Buffett created the Giving Pledge with Bill Gates and Melinda French Gates in 2010, asking billionaires to commit to give away at least half their fortune to charitable groups. Buffett has said he would donate 99% of his fortune. So far he’s given away some $65 billion, mostly through the Gates Foundation (formerly the Bill & Melinda Gates Foundation), foundations run by his children and one started by his late first wife.
Who is the richest man in the world?
As of February 1, 2026, the planet’s wealthiest man is Tesla and SpaceX CEO Elon Musk. He’s worth $775 billion. He moved into the number one spot in late May 2024, overtaking Bernard Arnault of France.

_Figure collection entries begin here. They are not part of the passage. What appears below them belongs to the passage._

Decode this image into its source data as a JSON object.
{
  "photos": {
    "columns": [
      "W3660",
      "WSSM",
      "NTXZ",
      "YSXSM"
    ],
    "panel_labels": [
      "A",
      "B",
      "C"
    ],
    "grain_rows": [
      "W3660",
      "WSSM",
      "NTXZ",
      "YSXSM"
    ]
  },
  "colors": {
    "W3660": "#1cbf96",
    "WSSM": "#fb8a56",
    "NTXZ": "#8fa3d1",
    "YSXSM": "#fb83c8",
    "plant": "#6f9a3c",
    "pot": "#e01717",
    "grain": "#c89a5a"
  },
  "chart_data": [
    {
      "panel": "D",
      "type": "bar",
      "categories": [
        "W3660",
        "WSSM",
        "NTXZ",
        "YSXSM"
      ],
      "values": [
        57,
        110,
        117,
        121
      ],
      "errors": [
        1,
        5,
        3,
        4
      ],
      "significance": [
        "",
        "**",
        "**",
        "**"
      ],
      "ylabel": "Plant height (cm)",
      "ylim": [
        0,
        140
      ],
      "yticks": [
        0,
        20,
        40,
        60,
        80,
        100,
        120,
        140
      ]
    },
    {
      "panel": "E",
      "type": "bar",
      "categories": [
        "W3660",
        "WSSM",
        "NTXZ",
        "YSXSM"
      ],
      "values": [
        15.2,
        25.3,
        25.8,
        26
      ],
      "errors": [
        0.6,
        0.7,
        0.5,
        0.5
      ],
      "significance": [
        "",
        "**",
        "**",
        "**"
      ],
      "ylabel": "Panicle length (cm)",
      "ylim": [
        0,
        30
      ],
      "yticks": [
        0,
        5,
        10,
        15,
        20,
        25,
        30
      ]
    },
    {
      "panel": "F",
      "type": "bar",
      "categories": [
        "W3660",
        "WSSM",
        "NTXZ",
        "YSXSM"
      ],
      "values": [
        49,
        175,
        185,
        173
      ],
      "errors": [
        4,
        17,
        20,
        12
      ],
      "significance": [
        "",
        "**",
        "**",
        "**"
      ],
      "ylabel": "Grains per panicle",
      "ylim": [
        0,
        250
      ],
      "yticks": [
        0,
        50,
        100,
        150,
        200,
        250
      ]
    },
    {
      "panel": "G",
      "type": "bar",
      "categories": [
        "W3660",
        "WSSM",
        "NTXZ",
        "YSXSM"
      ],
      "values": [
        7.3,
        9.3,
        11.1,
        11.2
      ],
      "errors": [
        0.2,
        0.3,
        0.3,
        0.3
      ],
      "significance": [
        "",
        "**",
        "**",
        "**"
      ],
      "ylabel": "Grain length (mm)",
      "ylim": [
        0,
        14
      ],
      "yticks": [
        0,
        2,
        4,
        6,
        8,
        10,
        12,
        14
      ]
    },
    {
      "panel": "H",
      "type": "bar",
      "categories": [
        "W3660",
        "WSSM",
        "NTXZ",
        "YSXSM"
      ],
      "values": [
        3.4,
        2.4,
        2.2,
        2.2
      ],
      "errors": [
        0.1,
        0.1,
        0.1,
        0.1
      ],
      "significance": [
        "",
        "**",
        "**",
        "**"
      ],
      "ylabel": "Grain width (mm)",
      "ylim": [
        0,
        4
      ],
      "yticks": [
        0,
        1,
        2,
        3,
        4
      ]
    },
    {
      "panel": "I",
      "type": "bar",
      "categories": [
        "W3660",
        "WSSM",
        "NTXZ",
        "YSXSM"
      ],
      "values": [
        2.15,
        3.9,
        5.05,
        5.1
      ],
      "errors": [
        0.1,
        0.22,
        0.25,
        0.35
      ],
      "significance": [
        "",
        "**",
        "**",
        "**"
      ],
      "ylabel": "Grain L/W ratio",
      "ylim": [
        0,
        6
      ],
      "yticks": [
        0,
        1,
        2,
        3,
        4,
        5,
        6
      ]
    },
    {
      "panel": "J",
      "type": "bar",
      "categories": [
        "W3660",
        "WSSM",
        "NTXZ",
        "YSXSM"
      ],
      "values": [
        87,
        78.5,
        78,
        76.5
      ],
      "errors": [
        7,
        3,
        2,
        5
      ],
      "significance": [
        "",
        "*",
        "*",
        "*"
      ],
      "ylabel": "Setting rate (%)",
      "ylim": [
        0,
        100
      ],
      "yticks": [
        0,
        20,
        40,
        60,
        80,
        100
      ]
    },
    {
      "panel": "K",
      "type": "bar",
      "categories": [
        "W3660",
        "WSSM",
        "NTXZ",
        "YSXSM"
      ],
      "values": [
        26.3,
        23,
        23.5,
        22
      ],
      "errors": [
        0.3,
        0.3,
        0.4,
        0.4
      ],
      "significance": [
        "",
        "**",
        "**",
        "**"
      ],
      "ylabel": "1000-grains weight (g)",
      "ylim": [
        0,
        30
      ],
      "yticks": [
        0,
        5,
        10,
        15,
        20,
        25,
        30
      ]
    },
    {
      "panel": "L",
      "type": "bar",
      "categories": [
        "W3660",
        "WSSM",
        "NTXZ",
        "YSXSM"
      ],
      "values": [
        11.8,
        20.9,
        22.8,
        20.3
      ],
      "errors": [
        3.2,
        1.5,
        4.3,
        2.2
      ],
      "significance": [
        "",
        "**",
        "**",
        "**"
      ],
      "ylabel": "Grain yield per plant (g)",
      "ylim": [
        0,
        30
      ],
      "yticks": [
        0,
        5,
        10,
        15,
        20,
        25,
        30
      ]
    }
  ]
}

Who is the richest woman in the world?
The planet’s wealthiest woman is Alice Walton, daughter of Walmart founder Sam Walton. As of February 1, 2026, she is worth an estimated $126 billion and is the world’s 15th-richest person. Her fortune lies in her ownership stake in retailer Walmart, which she inherited from her late father. Her brothers Rob, Jim and John (d. 2005) also inherited stakes in Walmart from their father. John’s widow Christy Walton and their son Lukas Walton inherited John’s shares and both rank on Forbes’ billionaires list.